Nassau County Executive Laura Curran, on Wednesday, Jan.

Nassau County Executive Laura Curran, on Wednesday, Jan. 17, 2018, signed an executive order barring her appointees from holding a leadership position in a political party or donating to her campaign. Credit: Howard Schnapp

Nassau County Executive Laura Curran fulfilled a key election-year promise Wednesday, signing an executive order barring her appointees from holding leadership positions in political parties or donating to her campaign.

Curran, a Baldwin Democrat who took office Jan. 1, appears to be the first county executive in New York State history to sign such a measure, although the practice is common among local district attorneys.

“Today I begin to root out corruption that has tainted local government,” Curran said at a ceremony in Mineola. “One of my top priorities is to take the politics out of our government. This is a major step forward toward full transparency in Nassau County government and enacting true campaign finance reform on the local level.”

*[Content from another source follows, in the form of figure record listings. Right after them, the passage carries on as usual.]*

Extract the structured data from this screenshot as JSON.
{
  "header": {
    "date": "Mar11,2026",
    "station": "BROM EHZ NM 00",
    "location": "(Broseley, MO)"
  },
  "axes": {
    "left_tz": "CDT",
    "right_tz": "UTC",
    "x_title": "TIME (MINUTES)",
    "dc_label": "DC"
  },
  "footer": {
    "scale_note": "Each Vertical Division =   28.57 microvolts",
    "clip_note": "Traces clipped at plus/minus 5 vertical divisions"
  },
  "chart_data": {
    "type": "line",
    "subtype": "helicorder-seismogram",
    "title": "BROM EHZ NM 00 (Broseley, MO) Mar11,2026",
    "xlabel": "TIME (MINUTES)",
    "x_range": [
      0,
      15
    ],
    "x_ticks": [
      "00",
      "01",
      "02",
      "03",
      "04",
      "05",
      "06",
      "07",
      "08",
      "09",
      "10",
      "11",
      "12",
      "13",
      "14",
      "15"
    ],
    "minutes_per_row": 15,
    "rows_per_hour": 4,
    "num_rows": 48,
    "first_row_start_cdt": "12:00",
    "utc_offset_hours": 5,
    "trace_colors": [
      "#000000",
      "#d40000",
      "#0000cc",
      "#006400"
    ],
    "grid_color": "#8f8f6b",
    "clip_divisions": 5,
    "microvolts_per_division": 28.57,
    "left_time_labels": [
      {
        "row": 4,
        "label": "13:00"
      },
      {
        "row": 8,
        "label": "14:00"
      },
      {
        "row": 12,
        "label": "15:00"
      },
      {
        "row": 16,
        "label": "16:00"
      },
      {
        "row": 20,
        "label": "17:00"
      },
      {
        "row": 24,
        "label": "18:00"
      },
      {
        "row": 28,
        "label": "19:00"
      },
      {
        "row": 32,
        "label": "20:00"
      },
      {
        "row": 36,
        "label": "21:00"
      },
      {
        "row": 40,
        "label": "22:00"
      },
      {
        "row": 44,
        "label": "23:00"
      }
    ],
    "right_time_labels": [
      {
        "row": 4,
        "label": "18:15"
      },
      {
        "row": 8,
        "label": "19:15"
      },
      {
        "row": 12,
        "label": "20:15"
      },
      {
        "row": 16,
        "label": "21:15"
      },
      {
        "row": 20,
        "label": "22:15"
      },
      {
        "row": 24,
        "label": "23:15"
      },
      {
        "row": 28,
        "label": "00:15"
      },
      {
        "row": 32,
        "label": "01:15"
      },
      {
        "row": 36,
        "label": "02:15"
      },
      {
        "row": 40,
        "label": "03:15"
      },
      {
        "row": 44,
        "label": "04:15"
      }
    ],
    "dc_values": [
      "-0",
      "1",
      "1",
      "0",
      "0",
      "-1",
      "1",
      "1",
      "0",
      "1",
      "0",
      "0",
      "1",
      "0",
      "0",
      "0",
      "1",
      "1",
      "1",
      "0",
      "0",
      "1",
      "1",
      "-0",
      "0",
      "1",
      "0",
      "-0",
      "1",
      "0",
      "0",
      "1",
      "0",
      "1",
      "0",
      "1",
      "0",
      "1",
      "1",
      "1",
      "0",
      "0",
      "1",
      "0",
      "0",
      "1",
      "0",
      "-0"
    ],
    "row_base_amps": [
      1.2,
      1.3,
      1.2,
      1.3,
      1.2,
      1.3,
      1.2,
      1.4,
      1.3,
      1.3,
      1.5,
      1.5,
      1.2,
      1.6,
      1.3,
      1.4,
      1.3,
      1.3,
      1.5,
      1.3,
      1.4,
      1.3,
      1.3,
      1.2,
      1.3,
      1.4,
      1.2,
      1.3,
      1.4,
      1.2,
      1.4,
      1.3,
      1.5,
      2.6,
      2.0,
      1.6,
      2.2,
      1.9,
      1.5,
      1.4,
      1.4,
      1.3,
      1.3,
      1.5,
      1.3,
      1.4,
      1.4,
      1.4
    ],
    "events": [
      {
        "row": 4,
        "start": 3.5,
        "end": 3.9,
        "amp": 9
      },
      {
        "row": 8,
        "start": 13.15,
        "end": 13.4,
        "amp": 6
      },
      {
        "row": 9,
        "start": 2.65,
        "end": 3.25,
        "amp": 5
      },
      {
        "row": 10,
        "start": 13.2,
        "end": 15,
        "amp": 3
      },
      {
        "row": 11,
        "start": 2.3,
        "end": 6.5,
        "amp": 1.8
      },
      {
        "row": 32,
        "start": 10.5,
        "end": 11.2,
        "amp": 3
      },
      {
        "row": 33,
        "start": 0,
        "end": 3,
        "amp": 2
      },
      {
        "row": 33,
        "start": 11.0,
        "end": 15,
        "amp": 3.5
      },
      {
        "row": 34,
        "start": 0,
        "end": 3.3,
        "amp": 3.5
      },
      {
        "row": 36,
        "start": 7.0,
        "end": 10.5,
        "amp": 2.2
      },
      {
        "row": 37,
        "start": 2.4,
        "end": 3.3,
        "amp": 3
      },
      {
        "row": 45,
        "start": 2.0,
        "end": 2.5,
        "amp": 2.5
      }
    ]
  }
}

The order prohibits any member of Curran’s top staff, including department heads, commissioners and deputies, from holding a position of authority in a political party or committee or from contributing to Curran’s campaign committee.

The order does not apply to Civil Service and law enforcement employees who belong to county labor unions.

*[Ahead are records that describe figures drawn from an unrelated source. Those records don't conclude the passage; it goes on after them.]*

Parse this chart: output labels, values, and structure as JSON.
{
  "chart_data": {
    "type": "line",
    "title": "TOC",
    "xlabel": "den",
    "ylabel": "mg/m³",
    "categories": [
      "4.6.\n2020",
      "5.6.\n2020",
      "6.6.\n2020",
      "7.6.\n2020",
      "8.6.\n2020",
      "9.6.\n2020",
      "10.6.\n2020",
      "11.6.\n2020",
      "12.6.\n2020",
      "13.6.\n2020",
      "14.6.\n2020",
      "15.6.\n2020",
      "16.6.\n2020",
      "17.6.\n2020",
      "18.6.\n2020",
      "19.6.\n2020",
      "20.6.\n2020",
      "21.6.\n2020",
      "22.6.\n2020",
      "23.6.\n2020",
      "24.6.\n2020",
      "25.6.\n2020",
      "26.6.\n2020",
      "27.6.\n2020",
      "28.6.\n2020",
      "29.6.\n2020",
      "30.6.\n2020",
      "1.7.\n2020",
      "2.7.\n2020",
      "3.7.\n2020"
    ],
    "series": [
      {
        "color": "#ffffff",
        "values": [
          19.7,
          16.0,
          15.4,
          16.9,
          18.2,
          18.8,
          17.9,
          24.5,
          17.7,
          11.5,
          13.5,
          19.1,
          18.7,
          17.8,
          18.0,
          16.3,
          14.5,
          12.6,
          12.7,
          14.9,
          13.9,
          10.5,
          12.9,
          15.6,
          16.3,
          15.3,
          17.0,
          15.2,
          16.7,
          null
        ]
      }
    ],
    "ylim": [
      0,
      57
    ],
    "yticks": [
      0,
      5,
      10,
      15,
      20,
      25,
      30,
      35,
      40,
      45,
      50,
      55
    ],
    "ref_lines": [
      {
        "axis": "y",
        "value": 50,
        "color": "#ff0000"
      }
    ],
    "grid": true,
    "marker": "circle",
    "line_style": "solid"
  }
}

Stephen, Acquario, executive director of the New York Association of Counties, said “Curran deserves credit for swiftly advancing ethics and integrity proposals addressing local needs in Nassau County. We believe Nassau is the first county to implement all of these specific actions in one compendium of measures.”

But Presiding Officer Richard Nicolello (R-New Hyde Park) said the order has glaring loopholes, including allowing appointees to make contributions to other political entities that can then reroute the money back to Curran’s campaign.

“This executive order is largely symbolic and reduces transparency since it allows financial contributions made by employees to political action committees and political parties to be transferred back to the county executive,” Nicolello said in a statement.

Kathleen Clark, a law professor at Washington University in St. Louis who specializes in government ethics, said Curran is pursuing a “worthy goal.” But Clark said some courts have looked skeptically on strict ethics restrictions, occasionally striking them down.

“In theory, an appointee could challenge these restrictions, arguing that they are not narrowly tailored to achieve their goal or prevent wrongdoing,” Clark said. “In particular, a low limit — rather than a ban — on campaign contributions may have been a safer route.”

Under past Republican and Democratic county executives appointees were frequent contributors to political campaigns and often were leaders of local political clubs.

Curran, a former Nassau County legislator, ran on a promise to reform the county’s ethics policies following the indictment of former County Executive Edward Mangano on federal corruption charges. Mangano, a Bethpage Republican who did not seek a third term, has pleaded not guilty.

“Today is a very important first step in showing that we are going to do things differently,” Curran said.

The county legislature, which is controlled by Republicans, has no restrictions on contributions to county lawmakers.

A spokesman for the Minority Democrats declined to comment on Curran’s order.